The authors run a neuro-symbolic loop: the agent acts and produces execution traces, then a symbolic induction step “lifts” recurring patterns in those traces into small, named, parameterized programs — skills. Those skills become callable building blocks on the next task. Because they are programs, they are inspectable, composable, and transfer to problems the agent has never seen.

The learning lives in code, not weights — which makes it inspectable, composable, and transferable.

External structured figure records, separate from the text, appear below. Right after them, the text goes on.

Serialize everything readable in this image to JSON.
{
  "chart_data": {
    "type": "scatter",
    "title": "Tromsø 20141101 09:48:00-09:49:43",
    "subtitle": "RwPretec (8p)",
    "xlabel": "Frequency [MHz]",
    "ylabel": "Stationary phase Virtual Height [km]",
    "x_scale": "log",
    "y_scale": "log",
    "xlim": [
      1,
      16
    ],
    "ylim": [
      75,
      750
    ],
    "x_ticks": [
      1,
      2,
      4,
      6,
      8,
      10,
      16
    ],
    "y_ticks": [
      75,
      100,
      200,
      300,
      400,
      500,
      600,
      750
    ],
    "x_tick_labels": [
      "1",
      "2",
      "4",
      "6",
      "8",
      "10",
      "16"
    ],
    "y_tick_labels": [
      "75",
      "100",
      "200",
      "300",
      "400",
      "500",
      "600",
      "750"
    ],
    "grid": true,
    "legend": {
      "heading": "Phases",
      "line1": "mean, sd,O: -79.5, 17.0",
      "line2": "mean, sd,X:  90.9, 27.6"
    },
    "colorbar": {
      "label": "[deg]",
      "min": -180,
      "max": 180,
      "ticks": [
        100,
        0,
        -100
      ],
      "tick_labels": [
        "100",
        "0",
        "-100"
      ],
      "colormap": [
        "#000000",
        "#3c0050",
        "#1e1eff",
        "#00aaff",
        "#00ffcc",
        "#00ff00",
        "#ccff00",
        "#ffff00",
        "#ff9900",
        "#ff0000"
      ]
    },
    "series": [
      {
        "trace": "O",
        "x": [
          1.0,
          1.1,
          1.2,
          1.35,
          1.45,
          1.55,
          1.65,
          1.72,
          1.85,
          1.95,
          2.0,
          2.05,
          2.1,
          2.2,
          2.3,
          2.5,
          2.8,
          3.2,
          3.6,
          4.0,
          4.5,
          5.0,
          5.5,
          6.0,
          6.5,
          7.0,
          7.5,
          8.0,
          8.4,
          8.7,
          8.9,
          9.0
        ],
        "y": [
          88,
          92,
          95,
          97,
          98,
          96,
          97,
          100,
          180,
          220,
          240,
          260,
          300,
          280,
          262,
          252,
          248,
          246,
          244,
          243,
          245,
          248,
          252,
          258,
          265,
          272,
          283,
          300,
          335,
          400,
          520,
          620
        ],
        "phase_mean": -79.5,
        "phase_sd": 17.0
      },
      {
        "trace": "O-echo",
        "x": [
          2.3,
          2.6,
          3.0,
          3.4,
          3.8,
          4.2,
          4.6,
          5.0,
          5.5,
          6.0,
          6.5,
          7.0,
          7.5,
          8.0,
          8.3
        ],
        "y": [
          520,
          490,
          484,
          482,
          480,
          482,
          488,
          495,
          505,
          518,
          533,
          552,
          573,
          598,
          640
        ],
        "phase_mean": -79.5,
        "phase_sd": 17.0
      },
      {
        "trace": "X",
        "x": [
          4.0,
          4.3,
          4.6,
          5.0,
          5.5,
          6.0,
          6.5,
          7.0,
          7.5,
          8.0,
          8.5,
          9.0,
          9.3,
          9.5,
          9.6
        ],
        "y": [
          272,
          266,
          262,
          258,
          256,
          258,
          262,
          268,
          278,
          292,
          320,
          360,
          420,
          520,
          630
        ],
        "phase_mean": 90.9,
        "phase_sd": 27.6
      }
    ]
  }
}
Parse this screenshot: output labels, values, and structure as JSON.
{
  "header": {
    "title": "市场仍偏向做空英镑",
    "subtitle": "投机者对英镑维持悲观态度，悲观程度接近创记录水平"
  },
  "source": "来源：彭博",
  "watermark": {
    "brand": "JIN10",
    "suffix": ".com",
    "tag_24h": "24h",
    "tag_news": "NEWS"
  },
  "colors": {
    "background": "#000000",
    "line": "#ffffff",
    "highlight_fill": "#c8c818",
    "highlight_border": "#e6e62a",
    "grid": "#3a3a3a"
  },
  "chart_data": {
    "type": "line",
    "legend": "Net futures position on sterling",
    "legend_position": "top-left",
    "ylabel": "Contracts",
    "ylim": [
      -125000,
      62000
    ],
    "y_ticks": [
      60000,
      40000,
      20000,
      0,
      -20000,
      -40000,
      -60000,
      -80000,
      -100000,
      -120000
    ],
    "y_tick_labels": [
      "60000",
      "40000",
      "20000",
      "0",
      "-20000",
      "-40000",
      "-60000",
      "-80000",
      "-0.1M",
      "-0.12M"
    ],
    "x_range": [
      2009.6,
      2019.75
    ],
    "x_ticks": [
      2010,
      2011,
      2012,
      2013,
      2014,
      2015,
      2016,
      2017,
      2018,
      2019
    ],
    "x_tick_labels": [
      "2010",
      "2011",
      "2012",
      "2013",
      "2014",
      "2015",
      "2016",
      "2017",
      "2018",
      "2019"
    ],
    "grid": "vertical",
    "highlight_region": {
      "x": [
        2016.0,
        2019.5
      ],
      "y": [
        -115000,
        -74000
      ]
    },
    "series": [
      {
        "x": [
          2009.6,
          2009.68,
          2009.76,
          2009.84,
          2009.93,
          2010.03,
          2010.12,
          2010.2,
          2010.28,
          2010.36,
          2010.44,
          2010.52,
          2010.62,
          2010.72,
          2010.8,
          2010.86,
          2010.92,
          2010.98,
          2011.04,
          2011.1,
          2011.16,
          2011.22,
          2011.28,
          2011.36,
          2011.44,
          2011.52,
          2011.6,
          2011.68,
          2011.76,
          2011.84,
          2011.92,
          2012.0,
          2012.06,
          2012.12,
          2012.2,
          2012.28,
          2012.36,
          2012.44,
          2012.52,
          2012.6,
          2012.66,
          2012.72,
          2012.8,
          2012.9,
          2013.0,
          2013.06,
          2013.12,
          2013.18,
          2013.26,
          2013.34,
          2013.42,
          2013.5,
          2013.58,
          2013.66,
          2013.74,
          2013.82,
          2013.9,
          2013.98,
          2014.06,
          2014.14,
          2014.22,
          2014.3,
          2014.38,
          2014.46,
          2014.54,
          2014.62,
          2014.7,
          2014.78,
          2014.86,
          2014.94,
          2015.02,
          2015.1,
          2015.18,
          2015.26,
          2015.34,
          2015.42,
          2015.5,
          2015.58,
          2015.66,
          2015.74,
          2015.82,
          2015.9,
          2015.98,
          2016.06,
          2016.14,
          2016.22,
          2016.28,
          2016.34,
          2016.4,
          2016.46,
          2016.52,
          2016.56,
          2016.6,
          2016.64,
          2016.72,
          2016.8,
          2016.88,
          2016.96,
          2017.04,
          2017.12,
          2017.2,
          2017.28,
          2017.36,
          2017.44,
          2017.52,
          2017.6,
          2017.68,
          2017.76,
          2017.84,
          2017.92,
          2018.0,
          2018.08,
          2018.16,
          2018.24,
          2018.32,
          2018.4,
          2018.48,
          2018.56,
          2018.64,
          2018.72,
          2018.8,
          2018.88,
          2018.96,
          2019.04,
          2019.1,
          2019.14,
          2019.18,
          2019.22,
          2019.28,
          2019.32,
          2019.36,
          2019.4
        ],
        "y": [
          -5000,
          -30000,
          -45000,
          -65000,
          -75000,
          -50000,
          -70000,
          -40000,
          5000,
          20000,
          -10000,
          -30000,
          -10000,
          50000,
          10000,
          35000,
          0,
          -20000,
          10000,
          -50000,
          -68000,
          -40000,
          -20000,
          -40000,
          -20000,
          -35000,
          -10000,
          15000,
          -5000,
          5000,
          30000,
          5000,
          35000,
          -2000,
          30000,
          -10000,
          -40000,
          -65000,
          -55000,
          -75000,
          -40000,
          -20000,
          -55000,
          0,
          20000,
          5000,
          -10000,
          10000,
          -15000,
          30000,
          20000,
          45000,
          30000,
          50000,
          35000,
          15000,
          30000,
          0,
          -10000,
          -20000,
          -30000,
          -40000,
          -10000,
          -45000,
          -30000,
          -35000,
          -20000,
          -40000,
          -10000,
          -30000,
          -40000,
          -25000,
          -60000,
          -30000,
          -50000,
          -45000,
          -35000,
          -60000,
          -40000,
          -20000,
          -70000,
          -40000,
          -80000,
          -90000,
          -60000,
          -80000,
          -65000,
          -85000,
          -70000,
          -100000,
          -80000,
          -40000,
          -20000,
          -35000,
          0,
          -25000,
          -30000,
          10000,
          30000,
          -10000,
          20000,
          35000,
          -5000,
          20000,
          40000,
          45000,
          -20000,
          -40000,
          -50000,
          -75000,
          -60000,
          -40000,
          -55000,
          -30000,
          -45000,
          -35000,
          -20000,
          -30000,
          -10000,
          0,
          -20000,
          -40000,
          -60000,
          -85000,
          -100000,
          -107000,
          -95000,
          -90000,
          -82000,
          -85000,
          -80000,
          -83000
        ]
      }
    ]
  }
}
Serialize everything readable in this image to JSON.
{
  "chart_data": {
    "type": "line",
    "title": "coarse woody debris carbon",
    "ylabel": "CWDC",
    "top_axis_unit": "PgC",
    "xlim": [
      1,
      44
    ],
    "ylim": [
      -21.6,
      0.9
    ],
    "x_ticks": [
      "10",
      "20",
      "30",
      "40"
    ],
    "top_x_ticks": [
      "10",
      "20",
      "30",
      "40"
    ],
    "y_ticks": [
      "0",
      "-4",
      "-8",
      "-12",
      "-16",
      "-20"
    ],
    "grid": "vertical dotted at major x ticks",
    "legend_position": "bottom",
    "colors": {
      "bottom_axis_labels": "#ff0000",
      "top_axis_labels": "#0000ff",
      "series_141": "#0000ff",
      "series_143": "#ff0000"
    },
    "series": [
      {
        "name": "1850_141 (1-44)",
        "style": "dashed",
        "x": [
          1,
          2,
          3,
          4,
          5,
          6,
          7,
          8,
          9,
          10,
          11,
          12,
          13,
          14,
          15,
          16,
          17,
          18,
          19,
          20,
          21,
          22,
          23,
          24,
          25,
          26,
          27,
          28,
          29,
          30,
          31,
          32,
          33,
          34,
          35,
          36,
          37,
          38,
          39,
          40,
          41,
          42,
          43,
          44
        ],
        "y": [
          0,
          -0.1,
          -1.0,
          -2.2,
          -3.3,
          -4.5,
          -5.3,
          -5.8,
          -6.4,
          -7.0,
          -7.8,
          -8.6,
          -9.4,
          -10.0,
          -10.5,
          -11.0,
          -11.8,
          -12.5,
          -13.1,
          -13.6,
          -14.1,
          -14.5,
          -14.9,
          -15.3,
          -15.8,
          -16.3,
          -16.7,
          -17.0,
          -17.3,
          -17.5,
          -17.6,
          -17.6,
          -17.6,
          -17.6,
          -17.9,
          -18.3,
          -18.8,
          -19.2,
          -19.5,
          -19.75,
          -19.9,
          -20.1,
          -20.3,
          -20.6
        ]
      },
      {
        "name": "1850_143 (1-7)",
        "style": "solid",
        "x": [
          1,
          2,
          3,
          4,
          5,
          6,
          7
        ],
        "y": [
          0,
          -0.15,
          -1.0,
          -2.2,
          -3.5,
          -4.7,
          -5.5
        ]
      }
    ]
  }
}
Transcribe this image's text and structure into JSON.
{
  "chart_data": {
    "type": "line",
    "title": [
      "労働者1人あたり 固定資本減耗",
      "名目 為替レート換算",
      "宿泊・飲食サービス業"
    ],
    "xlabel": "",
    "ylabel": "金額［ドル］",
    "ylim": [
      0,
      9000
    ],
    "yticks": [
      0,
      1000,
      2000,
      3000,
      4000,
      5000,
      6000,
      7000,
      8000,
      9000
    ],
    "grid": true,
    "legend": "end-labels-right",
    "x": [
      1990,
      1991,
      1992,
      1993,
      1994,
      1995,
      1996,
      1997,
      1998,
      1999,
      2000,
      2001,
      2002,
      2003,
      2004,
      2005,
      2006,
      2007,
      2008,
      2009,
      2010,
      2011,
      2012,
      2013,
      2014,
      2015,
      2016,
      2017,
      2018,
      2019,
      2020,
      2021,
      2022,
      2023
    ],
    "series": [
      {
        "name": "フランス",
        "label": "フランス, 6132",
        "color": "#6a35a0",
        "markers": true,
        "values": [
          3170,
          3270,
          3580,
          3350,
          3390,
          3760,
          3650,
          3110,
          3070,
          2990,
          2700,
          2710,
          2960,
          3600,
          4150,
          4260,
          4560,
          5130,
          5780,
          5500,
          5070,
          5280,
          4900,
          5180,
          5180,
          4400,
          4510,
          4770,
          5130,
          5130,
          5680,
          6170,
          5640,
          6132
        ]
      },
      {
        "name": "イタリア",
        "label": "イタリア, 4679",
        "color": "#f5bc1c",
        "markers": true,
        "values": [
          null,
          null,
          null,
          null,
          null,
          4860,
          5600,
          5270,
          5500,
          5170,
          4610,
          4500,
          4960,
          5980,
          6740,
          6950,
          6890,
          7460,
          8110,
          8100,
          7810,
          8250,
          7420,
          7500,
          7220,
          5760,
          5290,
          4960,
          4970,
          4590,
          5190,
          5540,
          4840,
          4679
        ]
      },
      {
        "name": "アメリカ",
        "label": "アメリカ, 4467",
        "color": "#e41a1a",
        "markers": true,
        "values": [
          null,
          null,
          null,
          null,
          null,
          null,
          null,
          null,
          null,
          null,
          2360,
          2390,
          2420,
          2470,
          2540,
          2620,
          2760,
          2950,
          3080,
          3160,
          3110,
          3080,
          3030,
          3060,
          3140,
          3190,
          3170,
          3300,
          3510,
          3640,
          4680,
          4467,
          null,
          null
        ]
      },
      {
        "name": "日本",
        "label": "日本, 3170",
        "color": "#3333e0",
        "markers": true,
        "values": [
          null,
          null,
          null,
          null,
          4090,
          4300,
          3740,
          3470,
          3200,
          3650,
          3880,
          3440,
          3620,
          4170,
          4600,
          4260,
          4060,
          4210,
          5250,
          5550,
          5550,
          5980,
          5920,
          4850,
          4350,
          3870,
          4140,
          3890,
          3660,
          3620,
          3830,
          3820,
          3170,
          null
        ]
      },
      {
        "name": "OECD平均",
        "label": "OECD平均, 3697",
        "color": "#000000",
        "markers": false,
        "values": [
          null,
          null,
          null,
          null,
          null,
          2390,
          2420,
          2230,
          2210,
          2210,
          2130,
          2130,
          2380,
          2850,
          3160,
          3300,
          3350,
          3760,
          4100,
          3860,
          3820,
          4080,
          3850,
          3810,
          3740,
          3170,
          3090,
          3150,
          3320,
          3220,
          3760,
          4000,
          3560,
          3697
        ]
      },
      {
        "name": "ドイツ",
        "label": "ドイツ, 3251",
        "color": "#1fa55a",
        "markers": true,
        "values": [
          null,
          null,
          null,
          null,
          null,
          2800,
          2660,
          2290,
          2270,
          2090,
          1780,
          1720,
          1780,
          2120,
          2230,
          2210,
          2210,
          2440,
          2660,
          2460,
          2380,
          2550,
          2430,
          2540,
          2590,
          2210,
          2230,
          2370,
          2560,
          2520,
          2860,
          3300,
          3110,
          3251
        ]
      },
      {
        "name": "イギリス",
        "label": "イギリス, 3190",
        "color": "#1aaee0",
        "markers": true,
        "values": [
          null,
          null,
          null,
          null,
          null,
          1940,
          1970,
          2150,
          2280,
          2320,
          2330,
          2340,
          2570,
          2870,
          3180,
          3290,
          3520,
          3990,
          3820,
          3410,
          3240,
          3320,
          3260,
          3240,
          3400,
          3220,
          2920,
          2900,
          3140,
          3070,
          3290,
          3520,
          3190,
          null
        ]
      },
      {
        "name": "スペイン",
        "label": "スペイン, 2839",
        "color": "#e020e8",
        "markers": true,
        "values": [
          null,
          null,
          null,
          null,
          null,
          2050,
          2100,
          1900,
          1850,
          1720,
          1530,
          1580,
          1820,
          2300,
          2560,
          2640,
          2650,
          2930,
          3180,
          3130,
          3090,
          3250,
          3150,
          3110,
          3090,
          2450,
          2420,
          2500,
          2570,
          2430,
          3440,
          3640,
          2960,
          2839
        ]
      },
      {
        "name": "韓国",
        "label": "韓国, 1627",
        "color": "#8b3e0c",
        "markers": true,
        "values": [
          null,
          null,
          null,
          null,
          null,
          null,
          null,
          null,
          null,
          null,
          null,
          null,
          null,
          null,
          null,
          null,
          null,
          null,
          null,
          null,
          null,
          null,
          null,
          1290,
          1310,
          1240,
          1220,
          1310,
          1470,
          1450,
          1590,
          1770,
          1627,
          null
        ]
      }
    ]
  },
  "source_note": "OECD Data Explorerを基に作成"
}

The neat part is the division of labor: the neural model proposes and executes, the symbolic layer generalizes and remembers. Each does what it is good at, which is exactly the pitch for neuro-symbolic methods that has been promising more than it delivered for years.

What the results show

On long-horizon agentic benchmarks, induced skills improve both success rate and sample efficiency versus trace fine-tuning and pure prompting baselines — and crucially, the skills transfer to held-out task families rather than overfitting to the training tasks. The ablations matter here: remove the symbolic induction and most of the gain disappears, which is the evidence that the skills, not just more data, are doing the work.

Where I'm skeptical

The induction step is the whole ballgame, and inducing clean programs from messy real-world traces is hard outside of benchmark-shaped tasks. I'd want to see how it behaves when traces are noisy, when skills conflict, and how the skill library is pruned before it bloats. Promising direction, but the gap between “works on benchmarks” and “works in your messy agent” is exactly where these methods usually stumble.